Winifred smiled as best she could in the face of her old friend. “I did not know I could be so foolish,” she said; “but it is all over now. Dear Miss Farrell, leave me with them. There is something I must say.”

“Oh, put it off till to-morrow,” said Mrs. George; “whether you’ve been our enemy or not, you are only a bit of a girl; and it can’t hurt to wait till to-morrow. I know what nerves are myself, I’ve always been a dreadful sufferer. A dead faint like that, it is very frightening to other people. Don’t send the old lady away.”

“I am going to stay with you, Winnie—unless you will be advised by me, and by Mrs. George, who has a kind heart, I am sure she has—and go to bed.

Winifred placed herself in a deep easy-chair which gave her at least a physical support. She gave her hand to Miss Farrell, who stood by her, and turned to the brothers, who were still looking on uneasily, half-conscious that it was their fault, half-defiant of her and all that she could say. She lifted her eyes to them, in that moment of weakness and uncertainty before the world settled back into its place. Even their faces for a little while were but part of a phantasmagoria that moved and trembled in the air around her. She felt herself as in a dream, seeing not only what was before her, but many a visionary scene behind. She had been the youngest, she had always yielded to the boys; and as they stood before her thus, though with so few features of the young playfellows and tyrants to whom all her life she had been more or less subject, it became more and more impossible to her to assume the different part which an ill fate had laid upon her. As she looked at them, so many scenes came back. They had been fond of her and good to her in their way, when she was a child. She suddenly remembered how George used to carry her up and down-stairs when she was recovering from the fever which was the great event in her childish life, and in how many rides and rows she had been Tom’s companion, grateful above measure for his notice. These facts, with a hundred trivial incidents which she had forgotten, rushed back upon her mind. “Boys,” she said, and then paused, her eyes growing clearer and clearer, but tears getting into her voice.

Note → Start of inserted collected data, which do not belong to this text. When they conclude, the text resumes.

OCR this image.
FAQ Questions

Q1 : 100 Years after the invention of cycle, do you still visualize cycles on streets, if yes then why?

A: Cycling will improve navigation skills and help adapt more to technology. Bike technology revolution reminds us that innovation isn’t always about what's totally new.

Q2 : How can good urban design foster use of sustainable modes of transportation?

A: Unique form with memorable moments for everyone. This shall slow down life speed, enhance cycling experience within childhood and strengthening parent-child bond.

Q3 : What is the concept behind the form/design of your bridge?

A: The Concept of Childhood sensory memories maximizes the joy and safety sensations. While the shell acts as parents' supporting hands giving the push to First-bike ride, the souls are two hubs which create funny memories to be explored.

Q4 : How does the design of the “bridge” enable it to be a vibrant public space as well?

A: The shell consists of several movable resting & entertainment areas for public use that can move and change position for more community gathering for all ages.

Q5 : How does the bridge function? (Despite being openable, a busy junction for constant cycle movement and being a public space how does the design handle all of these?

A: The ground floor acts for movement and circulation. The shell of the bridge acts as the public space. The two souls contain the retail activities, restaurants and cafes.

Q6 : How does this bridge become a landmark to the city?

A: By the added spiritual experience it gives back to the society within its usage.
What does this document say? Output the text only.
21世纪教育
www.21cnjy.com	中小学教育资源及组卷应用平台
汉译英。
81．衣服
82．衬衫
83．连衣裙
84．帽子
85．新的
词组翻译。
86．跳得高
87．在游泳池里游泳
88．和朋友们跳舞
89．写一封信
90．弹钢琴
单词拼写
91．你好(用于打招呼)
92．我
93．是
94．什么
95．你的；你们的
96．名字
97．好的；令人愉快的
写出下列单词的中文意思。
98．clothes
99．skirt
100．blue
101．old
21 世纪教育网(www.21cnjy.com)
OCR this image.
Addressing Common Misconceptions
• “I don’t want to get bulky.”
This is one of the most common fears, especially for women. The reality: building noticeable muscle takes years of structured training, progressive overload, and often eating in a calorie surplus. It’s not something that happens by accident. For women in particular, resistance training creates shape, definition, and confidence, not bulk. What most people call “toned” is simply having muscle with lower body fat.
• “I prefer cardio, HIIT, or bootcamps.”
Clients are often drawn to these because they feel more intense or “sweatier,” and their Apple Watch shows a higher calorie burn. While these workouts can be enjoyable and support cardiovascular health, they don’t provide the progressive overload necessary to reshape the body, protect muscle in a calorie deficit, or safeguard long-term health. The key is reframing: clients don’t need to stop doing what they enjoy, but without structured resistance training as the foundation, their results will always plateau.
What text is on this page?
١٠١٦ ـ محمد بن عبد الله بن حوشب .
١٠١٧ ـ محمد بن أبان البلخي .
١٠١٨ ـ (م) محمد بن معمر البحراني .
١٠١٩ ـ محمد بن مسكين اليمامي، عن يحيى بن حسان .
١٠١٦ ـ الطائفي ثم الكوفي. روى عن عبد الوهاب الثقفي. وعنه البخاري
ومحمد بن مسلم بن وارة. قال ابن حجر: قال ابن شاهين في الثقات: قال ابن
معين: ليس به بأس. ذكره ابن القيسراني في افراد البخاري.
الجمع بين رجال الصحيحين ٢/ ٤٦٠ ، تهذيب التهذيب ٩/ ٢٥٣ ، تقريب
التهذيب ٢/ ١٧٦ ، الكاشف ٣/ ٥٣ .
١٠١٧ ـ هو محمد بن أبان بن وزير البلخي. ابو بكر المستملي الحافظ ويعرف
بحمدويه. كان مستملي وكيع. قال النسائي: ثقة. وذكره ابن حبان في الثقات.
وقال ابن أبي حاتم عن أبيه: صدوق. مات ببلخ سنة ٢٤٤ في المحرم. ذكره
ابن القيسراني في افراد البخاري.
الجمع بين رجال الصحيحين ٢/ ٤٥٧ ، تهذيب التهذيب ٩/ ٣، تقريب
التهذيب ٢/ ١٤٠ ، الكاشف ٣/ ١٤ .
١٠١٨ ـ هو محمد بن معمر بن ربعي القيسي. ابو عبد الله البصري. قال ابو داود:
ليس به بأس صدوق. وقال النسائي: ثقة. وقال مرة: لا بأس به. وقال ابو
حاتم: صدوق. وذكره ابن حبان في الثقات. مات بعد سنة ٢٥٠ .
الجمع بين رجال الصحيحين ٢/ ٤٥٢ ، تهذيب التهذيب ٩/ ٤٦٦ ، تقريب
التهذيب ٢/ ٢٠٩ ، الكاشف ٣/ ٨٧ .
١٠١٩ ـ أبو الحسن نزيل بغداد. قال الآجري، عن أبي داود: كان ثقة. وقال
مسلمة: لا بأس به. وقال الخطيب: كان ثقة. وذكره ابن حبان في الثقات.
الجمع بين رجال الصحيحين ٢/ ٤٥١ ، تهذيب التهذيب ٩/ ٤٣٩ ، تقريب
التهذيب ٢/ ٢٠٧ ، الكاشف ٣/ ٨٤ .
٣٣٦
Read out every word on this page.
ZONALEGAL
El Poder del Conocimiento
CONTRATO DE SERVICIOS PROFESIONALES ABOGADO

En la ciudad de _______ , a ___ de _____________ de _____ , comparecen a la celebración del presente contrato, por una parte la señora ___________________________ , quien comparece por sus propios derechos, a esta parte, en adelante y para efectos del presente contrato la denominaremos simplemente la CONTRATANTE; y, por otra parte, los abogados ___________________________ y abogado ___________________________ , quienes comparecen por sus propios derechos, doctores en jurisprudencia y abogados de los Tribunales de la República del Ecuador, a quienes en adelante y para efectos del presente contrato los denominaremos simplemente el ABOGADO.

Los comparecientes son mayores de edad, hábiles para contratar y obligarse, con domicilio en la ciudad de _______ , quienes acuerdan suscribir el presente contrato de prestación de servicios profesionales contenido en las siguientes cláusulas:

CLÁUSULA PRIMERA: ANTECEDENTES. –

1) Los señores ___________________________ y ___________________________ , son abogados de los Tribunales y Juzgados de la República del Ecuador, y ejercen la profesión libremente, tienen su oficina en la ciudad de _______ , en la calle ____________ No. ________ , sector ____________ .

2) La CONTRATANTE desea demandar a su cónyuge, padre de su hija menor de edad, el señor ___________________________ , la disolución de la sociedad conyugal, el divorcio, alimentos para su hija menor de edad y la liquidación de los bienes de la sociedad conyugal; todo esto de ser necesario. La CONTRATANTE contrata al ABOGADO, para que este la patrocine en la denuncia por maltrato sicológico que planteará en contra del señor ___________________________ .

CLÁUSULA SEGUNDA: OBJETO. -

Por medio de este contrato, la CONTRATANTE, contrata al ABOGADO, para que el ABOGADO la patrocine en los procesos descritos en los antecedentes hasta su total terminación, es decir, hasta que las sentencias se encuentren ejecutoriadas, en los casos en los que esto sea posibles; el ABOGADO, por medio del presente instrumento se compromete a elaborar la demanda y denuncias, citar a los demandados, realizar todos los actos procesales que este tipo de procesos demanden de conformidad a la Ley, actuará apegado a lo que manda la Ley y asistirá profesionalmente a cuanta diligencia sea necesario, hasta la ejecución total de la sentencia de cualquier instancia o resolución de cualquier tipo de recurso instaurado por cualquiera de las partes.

“Come, Winnie,” said George, “Tom and I are a little too old for that.”

“You will never be too old for that to me,” she said. “Oh, if you would but look a little kind, as you used to do! It was against my will and my prayers that it was left to me. I said that I would not accept it, that I would never, never, take what was yours. I never deceived him in that. Oh, boys! do you think it is not terrible for me to be put into your place, even for a moment? And that is not the worst. I thought when I sent for you that I could give it you back, that it would all be easy; but there is more to tell you.”